AUD vs major currencies, monthly back to 1983.

- frequency: Monthly
- coverage: 1983-01 → latest
- key series:
  - `aud_usd` → FXRUSD (US Dollar)
  - `aud_eur` → FXREUR (Euro)
  - `aud_gbp` → FXRUKPS (Pound Sterling)
  - `aud_jpy` → FXRJY (Japanese Yen)
  - `aud_cny` → FXRCR (Chinese Renminbi)
  - `aud_nzd` → FXRNZD
  - `twi` → FXRTWI (Trade-Weighted Index)

### F11.1 — Exchange Rates — Daily

Same series as F11, daily resolution, 2023+ only.

- frequency: Daily
- coverage: 2023-01 → latest

---

## Worked examples

### Current cash rate

```python
await latest("F1.1", series="cash_rate_target")
```

```json
{
  "dataset_id": "F1.1",
  "dataset_name": "Interest Rates and Yields - Money Market",
  "query": {"series": "cash_rate_target"},
  "period": {"start": "2026-05-06", "end": "2026-05-06"},
  "unit": "Per cent per annum",
  "row_count": 1,
  "records": [
    {
      "period": "2026-05-06",
      "value": 3.85,
      "series": "cash_rate_target",
      "series_id": "FIRMMCRT",
      "unit": "Per cent per annum"
    }
  ],
  "source": "Reserve Bank of Australia",
  "source_url": "https://www.rba.gov.au/statistics/tables/",
  "rba_url": "https://www.rba.gov.au/statistics/tables/#f1.1",
  "attribution": "Source: Reserve Bank of Australia. Licensed under CC-BY 4.0 International (https://creativecommons.org/licenses/by/4.0/).",
  "retrieved_at": "2026-05-15T01:14:22Z",
  "server_version": "0.1.10",
  "stale": false,
  "stale_reason": null
}
```

### Multi-currency dashboard

```python
await get_data("F11",
               series=["aud_usd", "aud_eur", "aud_jpy", "twi"],
               start_date="2020")
```

→ Monthly observations for 4 series since 2020.

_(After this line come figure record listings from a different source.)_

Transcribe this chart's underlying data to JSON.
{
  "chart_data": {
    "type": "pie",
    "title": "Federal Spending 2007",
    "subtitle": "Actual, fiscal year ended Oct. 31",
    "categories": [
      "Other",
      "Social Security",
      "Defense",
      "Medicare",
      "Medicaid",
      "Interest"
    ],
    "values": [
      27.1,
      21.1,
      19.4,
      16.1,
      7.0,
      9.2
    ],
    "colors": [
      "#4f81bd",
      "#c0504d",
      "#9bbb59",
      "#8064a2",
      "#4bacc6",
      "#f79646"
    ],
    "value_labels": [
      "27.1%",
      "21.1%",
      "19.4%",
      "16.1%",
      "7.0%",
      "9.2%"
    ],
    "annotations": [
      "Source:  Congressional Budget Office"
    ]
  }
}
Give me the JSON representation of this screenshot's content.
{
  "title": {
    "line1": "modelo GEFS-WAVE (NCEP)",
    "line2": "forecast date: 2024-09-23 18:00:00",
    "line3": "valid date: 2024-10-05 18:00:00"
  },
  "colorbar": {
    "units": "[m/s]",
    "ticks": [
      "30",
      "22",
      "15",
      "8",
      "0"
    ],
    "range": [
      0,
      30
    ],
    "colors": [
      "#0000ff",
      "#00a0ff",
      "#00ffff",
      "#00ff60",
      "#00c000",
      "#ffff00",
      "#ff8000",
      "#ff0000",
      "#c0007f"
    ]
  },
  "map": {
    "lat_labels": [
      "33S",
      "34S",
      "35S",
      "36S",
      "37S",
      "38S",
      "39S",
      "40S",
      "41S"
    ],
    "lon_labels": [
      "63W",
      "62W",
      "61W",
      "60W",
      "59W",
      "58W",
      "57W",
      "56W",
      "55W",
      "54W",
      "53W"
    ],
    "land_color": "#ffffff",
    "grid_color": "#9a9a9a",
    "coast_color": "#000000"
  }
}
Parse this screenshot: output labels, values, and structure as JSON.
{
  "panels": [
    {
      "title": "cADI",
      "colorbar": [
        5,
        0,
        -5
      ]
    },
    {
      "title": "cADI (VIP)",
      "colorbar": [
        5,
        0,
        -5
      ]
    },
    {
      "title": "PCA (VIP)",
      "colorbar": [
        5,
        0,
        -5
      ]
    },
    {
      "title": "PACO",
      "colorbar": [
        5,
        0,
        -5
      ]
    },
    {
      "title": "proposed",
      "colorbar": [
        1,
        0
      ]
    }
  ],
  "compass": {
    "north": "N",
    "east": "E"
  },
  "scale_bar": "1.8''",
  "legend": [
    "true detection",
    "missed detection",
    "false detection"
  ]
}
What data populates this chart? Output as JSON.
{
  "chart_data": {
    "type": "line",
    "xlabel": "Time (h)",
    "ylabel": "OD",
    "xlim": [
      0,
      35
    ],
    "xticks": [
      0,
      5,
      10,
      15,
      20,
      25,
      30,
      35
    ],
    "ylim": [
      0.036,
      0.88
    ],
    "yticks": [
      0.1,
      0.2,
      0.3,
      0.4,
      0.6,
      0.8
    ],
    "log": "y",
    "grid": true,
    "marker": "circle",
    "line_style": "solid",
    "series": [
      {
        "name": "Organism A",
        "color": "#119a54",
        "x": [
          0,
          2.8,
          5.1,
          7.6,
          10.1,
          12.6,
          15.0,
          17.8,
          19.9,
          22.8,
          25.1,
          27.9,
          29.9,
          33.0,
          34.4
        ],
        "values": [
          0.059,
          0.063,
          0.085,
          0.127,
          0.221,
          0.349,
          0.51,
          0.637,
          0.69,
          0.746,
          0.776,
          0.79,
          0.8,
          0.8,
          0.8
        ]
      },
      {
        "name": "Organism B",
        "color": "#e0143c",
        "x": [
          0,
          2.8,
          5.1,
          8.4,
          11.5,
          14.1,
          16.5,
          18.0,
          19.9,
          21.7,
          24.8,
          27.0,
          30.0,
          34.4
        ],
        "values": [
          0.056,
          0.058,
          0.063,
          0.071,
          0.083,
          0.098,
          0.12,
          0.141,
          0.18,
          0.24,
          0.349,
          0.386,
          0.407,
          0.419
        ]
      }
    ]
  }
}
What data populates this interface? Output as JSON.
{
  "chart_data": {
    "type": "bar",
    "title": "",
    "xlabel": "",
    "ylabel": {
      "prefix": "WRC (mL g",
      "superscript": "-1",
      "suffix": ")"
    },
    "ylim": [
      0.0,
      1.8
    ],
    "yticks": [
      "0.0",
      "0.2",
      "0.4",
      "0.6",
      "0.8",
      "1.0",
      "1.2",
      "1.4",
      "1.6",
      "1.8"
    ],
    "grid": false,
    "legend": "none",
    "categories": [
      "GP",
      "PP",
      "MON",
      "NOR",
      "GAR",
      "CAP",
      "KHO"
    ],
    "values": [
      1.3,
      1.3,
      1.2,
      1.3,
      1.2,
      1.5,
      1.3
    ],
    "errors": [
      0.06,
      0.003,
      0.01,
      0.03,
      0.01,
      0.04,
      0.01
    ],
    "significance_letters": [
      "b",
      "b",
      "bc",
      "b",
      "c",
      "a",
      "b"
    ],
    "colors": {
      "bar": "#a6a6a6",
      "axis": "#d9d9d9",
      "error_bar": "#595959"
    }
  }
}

### Discovery flow for unknown topic

```python
results = await search_tables("yield curve")
# → may surface F2 (Government bonds) — not curated; describe_table to see series
detail = await describe_table(results[0].id)
# Pass raw RBA series IDs to get_data for non-curated tables
```

---

## Cross-source pairings

- [abs-mcp](https://pypi.org/project/abs-mcp/) for CPI / unemployment / GDP context alongside cash rate decisions
- [apra-mcp](https://pypi.org/project/apra-mcp/) for ADI capital ratios trend against monetary policy
- [ato-mcp](https://pypi.org/project/ato-mcp/) for tax-by-postcode context alongside mortgage rates
- For the canonical "what's the AU economy doing" set, pair `rba-mcp` (F1.1, F11.1) + `abs-mcp` (LF, CPI, ANA_AGG)

---

## License

rba-mcp server code is MIT-licensed. RBA data carries CC-BY 4.0 International; the attribution is echoed on every response.